Blockchain is among the most disruptive technologies of the day. From banking and insurance to agriculture, energy, healthcare, and media, it is shaking-up entire industries and is about to transform global supply chains, thanks to SAP Ariba.
The company today unveiled plans to leverage blockchain across its cloud-based applications and business network to upend the way goods and services are traded.
“Twenty years ago, SAP Ariba bet big on a fringe technology called the Internet and pioneered a totally new model for buying and selling,” said Joe Fox, Senior Vice President, Business Development and Strategy, SAP Ariba. “True to our roots, we are again investing at the edge of technology to drive innovations in business-to-business collaboration that will change the game.”
At its core, blockchain is a digital ledger that can be used to drive business processes involving multiple parties. “One of the things blockchain does is facilitate greater visibility and trust,” Fox said. “In embedding it across our applications and network, we can enable supply chains that are smarter, faster and more transparent from sourcing all the way through settlement.”
Intelligent and Transparent
Among the first applications of blockchain to procurement and supply chains that SAP Ariba sees potential in involves the tracking and tracing of goods.
“One of the biggest issues that companies face right now is tracking and tracing goods before, during and after shipment,” said Dana Gardner, principal analyst, Interarbor Solutions. “All too often, a seller will ship something to a warehouse where it is swapped for a knock off without the buyer knowing. The distributed ledger capability of blockchain provides buyers and sellers with increased visibility and control from shipment to receipt, which ultimately reduces the risk of fraud.”
SAP Ariba intends to join forces with Everledger, a London-based Fintech company, to extend such capabilities to the Ariba® Network. Everledger securely captures the defining characteristics of valuable objects such as diamonds and creates a digital thumbprint of the asset that is stored on the blockchain.
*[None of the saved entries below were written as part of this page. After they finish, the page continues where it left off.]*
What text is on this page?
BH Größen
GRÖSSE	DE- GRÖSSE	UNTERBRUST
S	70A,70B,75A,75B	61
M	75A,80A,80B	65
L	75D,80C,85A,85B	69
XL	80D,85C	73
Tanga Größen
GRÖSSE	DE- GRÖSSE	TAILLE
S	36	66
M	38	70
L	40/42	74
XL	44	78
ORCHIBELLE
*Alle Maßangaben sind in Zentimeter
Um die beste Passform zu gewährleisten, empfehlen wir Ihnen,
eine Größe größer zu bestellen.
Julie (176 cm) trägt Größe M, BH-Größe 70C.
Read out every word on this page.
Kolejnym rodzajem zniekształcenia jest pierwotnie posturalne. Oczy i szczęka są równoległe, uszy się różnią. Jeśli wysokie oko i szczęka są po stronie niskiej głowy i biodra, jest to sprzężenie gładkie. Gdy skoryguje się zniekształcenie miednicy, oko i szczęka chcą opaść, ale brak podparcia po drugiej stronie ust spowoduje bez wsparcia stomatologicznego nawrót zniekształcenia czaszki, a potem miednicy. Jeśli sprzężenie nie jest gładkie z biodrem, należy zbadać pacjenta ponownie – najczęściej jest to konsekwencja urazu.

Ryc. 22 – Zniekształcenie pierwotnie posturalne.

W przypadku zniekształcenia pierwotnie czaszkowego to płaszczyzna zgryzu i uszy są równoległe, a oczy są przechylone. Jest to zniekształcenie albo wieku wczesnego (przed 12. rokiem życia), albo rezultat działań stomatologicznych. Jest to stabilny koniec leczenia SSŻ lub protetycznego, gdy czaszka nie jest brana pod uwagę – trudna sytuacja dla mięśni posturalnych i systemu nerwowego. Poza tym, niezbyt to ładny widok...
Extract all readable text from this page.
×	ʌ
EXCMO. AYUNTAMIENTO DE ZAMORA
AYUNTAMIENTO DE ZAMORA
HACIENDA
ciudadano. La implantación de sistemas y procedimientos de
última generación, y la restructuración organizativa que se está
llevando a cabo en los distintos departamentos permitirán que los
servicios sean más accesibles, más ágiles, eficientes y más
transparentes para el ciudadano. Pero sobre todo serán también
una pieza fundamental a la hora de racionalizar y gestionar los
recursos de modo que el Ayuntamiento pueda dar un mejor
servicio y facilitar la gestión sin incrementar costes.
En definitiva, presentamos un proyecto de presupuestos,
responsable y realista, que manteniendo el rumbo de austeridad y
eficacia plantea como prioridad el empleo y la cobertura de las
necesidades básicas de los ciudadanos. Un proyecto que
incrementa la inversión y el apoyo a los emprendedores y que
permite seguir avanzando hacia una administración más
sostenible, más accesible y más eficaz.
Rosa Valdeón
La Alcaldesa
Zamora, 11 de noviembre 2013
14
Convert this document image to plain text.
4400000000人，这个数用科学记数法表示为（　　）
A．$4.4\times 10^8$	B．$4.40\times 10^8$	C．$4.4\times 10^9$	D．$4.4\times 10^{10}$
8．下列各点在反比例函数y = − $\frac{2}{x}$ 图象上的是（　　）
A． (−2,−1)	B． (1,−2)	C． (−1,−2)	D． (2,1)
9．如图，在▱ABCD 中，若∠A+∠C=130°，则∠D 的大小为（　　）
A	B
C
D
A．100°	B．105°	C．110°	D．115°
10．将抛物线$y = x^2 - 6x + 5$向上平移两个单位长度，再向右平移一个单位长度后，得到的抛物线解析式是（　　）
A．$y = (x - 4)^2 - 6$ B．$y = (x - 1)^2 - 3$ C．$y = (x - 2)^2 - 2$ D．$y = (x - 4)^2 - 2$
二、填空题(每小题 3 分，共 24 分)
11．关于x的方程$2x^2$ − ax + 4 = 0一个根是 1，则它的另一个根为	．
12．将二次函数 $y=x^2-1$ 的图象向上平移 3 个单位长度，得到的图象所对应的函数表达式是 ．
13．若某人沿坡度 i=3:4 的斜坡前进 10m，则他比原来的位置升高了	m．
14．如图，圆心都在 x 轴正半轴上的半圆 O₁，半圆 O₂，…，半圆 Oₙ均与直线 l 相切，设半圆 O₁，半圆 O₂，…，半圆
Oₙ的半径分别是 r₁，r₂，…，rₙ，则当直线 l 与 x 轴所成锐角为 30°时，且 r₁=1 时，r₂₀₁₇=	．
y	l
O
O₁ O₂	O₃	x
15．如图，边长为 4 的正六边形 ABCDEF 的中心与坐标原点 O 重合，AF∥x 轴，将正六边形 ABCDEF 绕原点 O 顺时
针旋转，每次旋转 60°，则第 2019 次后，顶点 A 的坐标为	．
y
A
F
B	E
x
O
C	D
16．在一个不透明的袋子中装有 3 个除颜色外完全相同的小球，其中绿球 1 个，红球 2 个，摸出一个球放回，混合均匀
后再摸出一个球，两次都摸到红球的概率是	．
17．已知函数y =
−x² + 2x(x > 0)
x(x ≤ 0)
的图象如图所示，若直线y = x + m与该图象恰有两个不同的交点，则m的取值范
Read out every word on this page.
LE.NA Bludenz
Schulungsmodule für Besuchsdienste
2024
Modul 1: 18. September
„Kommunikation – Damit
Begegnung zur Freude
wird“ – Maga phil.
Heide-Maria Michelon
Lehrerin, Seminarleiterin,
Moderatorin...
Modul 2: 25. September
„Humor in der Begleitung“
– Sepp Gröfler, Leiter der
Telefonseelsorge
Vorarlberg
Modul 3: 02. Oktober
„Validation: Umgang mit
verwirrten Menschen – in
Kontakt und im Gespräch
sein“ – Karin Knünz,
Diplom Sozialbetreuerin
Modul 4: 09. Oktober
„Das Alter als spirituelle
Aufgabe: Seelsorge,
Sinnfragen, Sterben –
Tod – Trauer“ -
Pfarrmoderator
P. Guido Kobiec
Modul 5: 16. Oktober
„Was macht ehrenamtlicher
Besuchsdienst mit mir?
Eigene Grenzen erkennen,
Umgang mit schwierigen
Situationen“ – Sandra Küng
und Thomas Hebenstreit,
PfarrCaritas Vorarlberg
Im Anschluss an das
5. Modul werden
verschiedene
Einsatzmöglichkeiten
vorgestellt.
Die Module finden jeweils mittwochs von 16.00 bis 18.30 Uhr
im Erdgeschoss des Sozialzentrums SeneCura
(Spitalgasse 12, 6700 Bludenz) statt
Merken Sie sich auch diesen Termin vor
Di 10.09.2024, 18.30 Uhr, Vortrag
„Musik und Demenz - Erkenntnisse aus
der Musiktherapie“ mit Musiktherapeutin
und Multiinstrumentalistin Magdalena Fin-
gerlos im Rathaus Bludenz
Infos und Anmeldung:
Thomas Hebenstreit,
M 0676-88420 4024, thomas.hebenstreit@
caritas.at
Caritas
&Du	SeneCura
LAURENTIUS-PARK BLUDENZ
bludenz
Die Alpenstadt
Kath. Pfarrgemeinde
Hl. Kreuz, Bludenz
This information, including history, transport, events and ownership, is relied upon by multiple stakeholders across global supply chains to verify authenticity.
“By harnessing the best of disruptive technology, we’ve built a global platform of provenance by connecting records of authenticity to a physical object and its certification as it moves throughout the supply chain,” says Leanne Kemp, CEO and Founder of Everledger. “We know the impact this can have. Integrating our technology with SAP Ariba’s business network can not only lead to a reduction of risk and fraud for stakeholders, but additionally helps to re-shape a new era of global trade focused on the pillars of transparency, sustainability and ethics.”
According to Fox, such technology is a natural fit within SAP Ariba’s solutions. “If you can track and trace diamonds, you can track and trace anything,” he says.
Everledger is one of several companies leveraging emerging technologies such as blockchain, artificial intelligence, machine learning and the Internet of Things set to present at SAP Ariba Live, the premier business commerce conference being held this week at the Cosmopolitan of Las Vegas.